二宮清純の視点
二宮清純が探る新たなるスポーツの地平線
2017.05.02
第1回 義足を体の一部に
~日本人初の100メートル10秒台&メダルを目指すスプリンター~(1/4)
リオデジャネイロパラリンピックの男子4×100メートルリレーで銅メダルを獲得した日本。第2走者として貢献したのが佐藤圭太選手である。佐藤選手は2度目のパラリンピック出場で、前回のロンドン大会4位から表彰台に上った。100メートルと200メートルの日本記録を持つ義足のスプリンター。3年後の東京パラリンピックでは個人種目のメダル獲得に闘志を燃やす。
伊藤数子(「挑戦者たち」編集長):今回のゲストはリオデジャネイロパラリンピック男子4×100メートルリレーで銅メダルを獲得しました佐藤圭太選手です。佐藤選手のクラスはT44。これはどのようなクラスでしょうか?
佐藤圭太:僕のT44は膝下の切断で、片足義足の選手もいれば両足の選手もいます。僕は右足が義足です。
二宮清純:パラアスリートや関係者にお話を聞くと、「義足を人間の足に近づけたい」と考える人と「道具としての義足を使いこなしたい」という意見を持つ人がいます。佐藤選手はどちらでしょう?
佐藤:前者です。体の一部になっていくのが理想だと思いますね。普段も特に意識していないので、自分でもたまに忘れちゃいます。"そういえば義足だったんだ"と。
二宮:義足もどんどん進化していっているのでしょうね。
佐藤:確かに進化しています。ただ選手が自分に合った義足をつくるまでには試行錯誤を繰り返してデータを取っていく必要がありますので、その進化についていくことも決して簡単な作業ではないんです。
【世界選手権メダリストとの出会い】
伊藤:今回は陸上トラックと義足開発施設が併設されている「新豊洲Brilliaランニングスタジアム」でお話を聞いています。
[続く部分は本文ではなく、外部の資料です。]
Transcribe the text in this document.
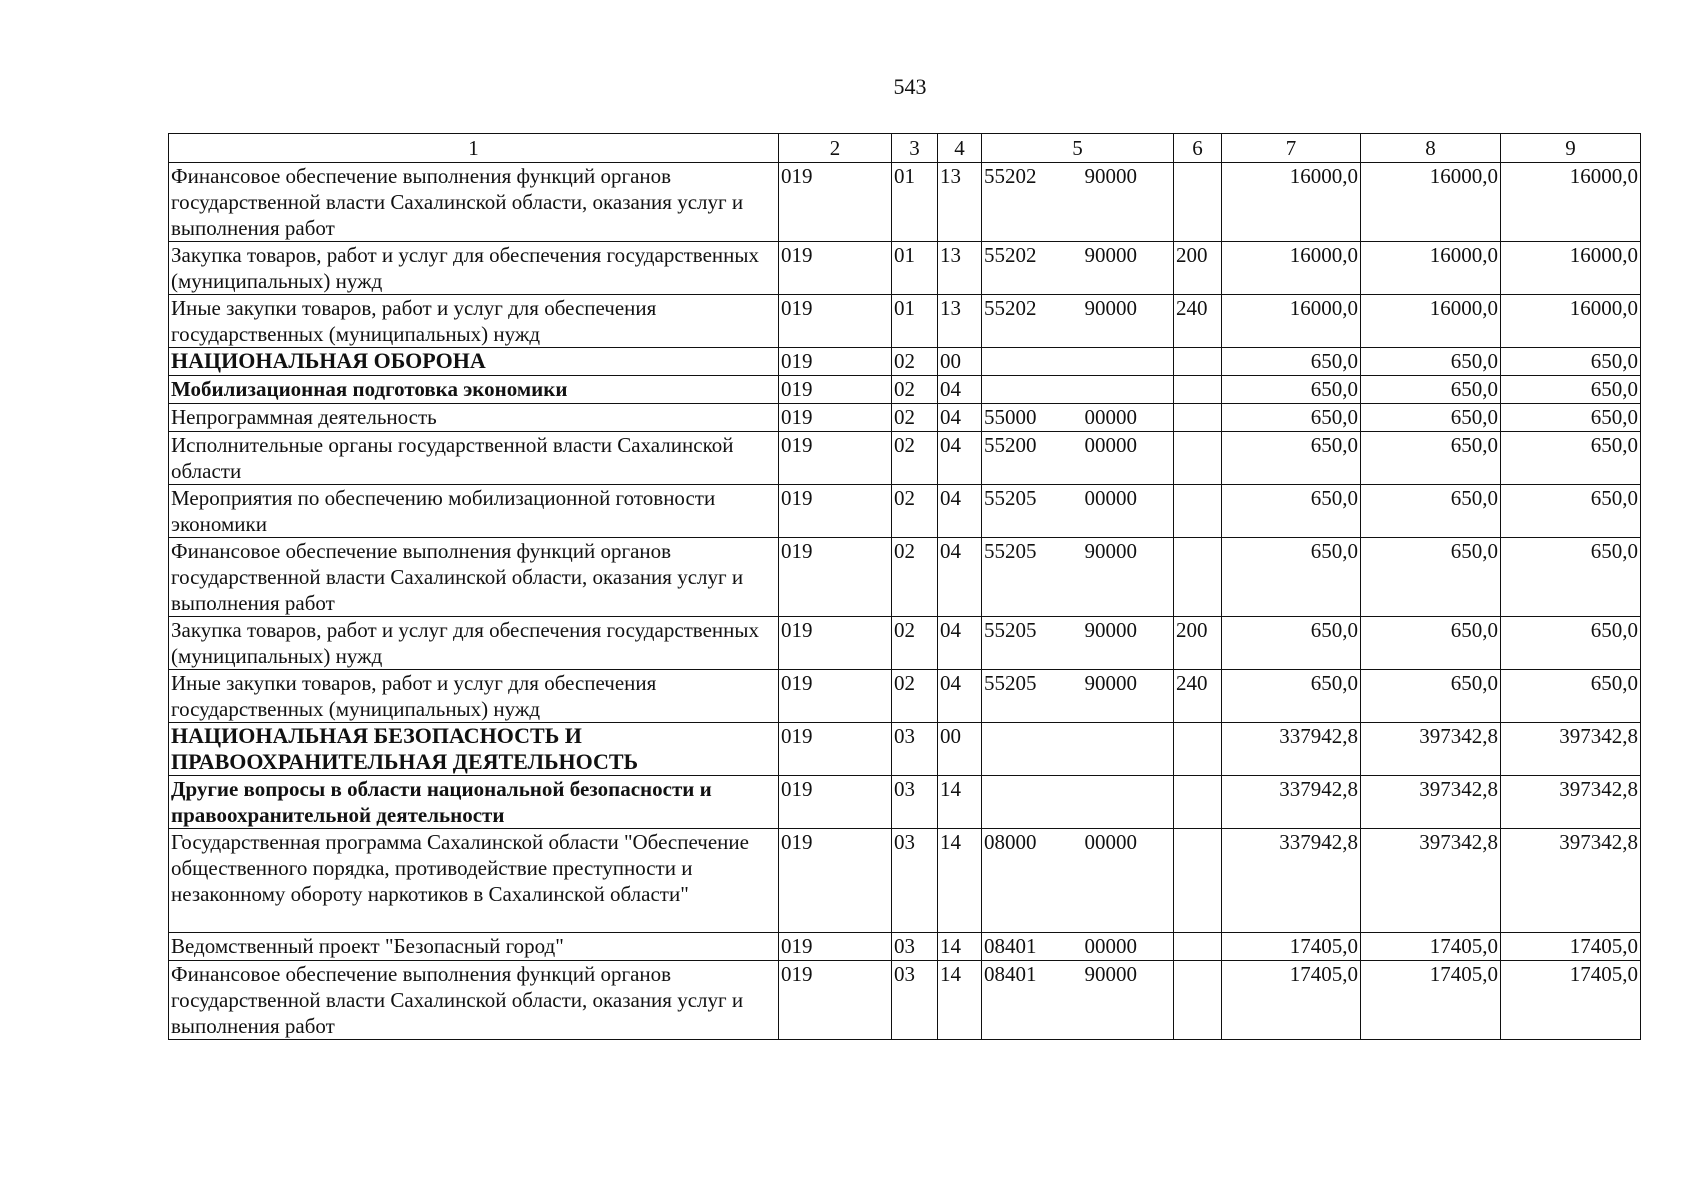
543
1	2	3	4	5	6	7	8	9
Финансовое обеспечение выполнения функций органов государственной власти Сахалинской области, оказания услуг и выполнения работ	019	01	13	55202 90000		16000,0	16000,0	16000,0
Закупка товаров, работ и услуг для обеспечения государственных (муниципальных) нужд	019	01	13	55202 90000	200	16000,0	16000,0	16000,0
Иные закупки товаров, работ и услуг для обеспечения государственных (муниципальных) нужд	019	01	13	55202 90000	240	16000,0	16000,0	16000,0
НАЦИОНАЛЬНАЯ ОБОРОНА	019	02	00			650,0	650,0	650,0
Мобилизационная подготовка экономики	019	02	04			650,0	650,0	650,0
Непрограммная деятельность	019	02	04	55000 00000		650,0	650,0	650,0
Исполнительные органы государственной власти Сахалинской области	019	02	04	55200 00000		650,0	650,0	650,0
Мероприятия по обеспечению мобилизационной готовности экономики	019	02	04	55205 00000		650,0	650,0	650,0
Финансовое обеспечение выполнения функций органов государственной власти Сахалинской области, оказания услуг и выполнения работ	019	02	04	55205 90000		650,0	650,0	650,0
Закупка товаров, работ и услуг для обеспечения государственных (муниципальных) нужд	019	02	04	55205 90000	200	650,0	650,0	650,0
Иные закупки товаров, работ и услуг для обеспечения государственных (муниципальных) нужд	019	02	04	55205 90000	240	650,0	650,0	650,0
НАЦИОНАЛЬНАЯ БЕЗОПАСНОСТЬ И ПРАВООХРАНИТЕЛЬНАЯ ДЕЯТЕЛЬНОСТЬ	019	03	00			337942,8	397342,8	397342,8
Другие вопросы в области национальной безопасности и правоохранительной деятельности	019	03	14			337942,8	397342,8	397342,8
Государственная программа Сахалинской области "Обеспечение общественного порядка, противодействие преступности и незаконному обороту наркотиков в Сахалинской области"	019	03	14	08000 00000		337942,8	397342,8	397342,8
Ведомственный проект "Безопасный город"	019	03	14	08401 00000		17405,0	17405,0	17405,0
Финансовое обеспечение выполнения функций органов государственной власти Сахалинской области, оказания услуг и выполнения работ	019	03	14	08401 90000		17405,0	17405,0	17405,0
やはりここの特色はその場で義足を調整できるところでしょうか?
佐藤:そうですね。今までは走って気がついたことがあると後日、技師装具士の方がいるところまで行って調整していただいていました。それを競技場で再び試して、修正したい箇所があればまた持って行くという繰り返しです。ここでは走ってすぐに義肢装具士の方に相談したり調整することが可能になりますので、だいぶ調整にかかる時間は短くなりましたね。
二宮:佐藤選手の経験と科学の力を融合させているわけですね。
佐藤:はい。この施設でも、様々なデータをとっていただいていますが、僕が感覚でしか表せないところを数値化して目に見えるものにしていただいています。
二宮:この施設の館長を務めるのは400メートルハードルで世界選手権2度のメダルを獲得した為末大さんです。為末さんとは元々接点が?
佐藤:初めてお会いしたのは2014年です。為末さんはすでに義足の開発に関わっていて、僕が義足をテストする選手として参加したのがきっかけです。こちらの施設も、東京に来た時にトレーニングで使わせていただいています。
二宮:トップアスリートでもあった為末さんから、同じ陸上競技者としてどんなアドバイスを?
佐藤:それはもうたくさん教えていていだきました。為末さんとは種目も違いますし、私は義足を使っています。それでも勉強になることは多くて、トレーニング方法や走りに関しても健常者の選手とそこまで差はないのかなと感じました。無理に違うものとしてとらえる必要はないということがわかりました。
(第2回につづく)
<佐藤圭太(さとう・けいた)>
1991年7月26日、静岡県生まれ。T44クラス。中学3年でユーイング肉腫を発症し、右膝から下を切断。リハビリ目的で陸上を始めると、メキメキと力をつけた。中京大3年時にロンドンパラリピック出場。4×100メートルリレーで4位入賞を果たした。2016年リオデジャネイロパラリンピックでは同種目で銅メダルを獲得した。100メートル、200メートルの日本記録保持者。身長177センチ、体重68キロ。トヨタ自動車所属。